Tuesday, September 29, 2009

Decisions Decisions

Well the Daily Mail, having not done enough damage with the MMR hoax, has decided to run with the tragic story of Natalie Morton, who died a few hours after receiving the HPV vaccination to reduce her chances of getting cervical cancer. This is a vaccination that has already been administered to an estimated 1.5 million school girls in a vaccination programme that allows people to opt out. The cause of Natalie's death has yet to be ascertained but there are a number of possibilities.

1) She just died. It's awful, but otherwise healthy people do just die. Sudden Adult Death Syndrome is a genuine killer, and more can be found out about it here. A study in 2007 entitled Sudden Arrhythmic Death Syndrome (SADS) - a national survey of sudden unexplained cardiac death estimated about 500 deaths a year from the condition.
2) The vaccine batch administered at the school was in some way contaminated, and the contamination led to the fatality. This is being looked into. Other girls at the school experienced minor adverse reactions, such as nausea, and whereas these reactions have been recorded in relation to the HPV vaccine, the link is suggestive enough for the theory to carry some weight. The proof here will be in the analysis of the vaccine itself.
3) The vaccine was not contaminated, Natalie reacted badly to it and died.

As it currently stands, we do not know which of the three possibilities, if any, is correct, so let's have a look instead at the implications.

1) This is the clearest. The death was not preventable in any meaningful way. No further, similar deaths are likely in the next few days.
2) The particular batch of vaccines is now not in use pending analysis.
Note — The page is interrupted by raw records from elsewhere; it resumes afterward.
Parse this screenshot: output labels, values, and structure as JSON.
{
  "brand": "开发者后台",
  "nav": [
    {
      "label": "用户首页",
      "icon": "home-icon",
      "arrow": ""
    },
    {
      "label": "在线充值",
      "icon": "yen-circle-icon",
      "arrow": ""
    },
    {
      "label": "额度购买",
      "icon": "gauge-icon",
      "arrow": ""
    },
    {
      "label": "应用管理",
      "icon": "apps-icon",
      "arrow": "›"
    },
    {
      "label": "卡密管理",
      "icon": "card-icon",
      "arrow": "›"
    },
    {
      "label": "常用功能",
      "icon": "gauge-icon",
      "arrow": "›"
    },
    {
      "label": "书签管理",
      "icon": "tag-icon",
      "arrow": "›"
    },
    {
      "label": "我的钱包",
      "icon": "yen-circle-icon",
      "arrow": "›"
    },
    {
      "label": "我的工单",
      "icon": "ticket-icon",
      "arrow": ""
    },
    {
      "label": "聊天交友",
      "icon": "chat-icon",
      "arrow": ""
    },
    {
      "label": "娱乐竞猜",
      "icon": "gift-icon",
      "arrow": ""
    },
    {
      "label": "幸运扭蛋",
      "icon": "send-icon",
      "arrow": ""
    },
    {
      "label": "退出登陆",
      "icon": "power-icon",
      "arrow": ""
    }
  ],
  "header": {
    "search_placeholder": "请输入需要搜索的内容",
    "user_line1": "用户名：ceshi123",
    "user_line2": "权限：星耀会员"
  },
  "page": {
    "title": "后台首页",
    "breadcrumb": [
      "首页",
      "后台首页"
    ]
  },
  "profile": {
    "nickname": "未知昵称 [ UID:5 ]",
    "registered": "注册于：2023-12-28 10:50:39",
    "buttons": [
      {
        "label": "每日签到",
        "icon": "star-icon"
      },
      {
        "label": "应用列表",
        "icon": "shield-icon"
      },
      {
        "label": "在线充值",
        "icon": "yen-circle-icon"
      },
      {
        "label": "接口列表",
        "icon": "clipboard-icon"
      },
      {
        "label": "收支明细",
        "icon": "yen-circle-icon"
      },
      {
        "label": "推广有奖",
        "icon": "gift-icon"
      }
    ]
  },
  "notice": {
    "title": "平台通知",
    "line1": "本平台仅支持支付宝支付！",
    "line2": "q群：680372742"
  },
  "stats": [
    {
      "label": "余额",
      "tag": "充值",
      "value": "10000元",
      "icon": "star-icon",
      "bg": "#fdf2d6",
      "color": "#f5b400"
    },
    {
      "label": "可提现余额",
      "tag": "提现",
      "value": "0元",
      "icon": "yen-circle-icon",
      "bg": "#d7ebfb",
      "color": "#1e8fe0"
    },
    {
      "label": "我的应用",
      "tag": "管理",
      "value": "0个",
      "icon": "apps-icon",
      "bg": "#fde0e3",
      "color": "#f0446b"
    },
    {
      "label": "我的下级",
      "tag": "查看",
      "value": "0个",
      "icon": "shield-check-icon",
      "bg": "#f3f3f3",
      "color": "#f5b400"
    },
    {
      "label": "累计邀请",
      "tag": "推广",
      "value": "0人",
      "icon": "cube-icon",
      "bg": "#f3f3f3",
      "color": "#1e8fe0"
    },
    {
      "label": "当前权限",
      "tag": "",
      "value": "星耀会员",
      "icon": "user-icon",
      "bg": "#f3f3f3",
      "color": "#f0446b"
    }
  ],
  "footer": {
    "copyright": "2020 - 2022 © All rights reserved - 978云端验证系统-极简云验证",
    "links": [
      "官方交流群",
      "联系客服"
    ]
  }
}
No further similar deaths are likely in the next few days.
3) Out of 1.5 million people given the vaccine, one has had a fatal reaction to it. Further similar deaths are extremely unlikely in the next few days.

So really the most responsible thing a journalist could do would be to hold the story back until they had enough information to report on it correctly. Currently the story consists of uncertainty and panic. What are the implications of reporting that? People who would otherwise have received the vaccine will now not receive the vaccine. Some of these people may go on to suffer from cervical cancer as a result.

Much is said on the subject of vaccines about weighing risks and benefits, and it seems clear here that there was little benefit (beyond newspaper sales) and a great deal of risk involved in reporting this story.

For decent information on the HPV vaccine and cervical cancer, visit the following links:

1 comment:

  1. Yup, and in the radio this afternoon there is mention of parents withdrawing consent for their daughters to have the vaccine. Not only that, the Mail Online's comments on these stories are full of paranoid haters of modern medicine, one fool even claiming that vaccines never saved any lives, ever.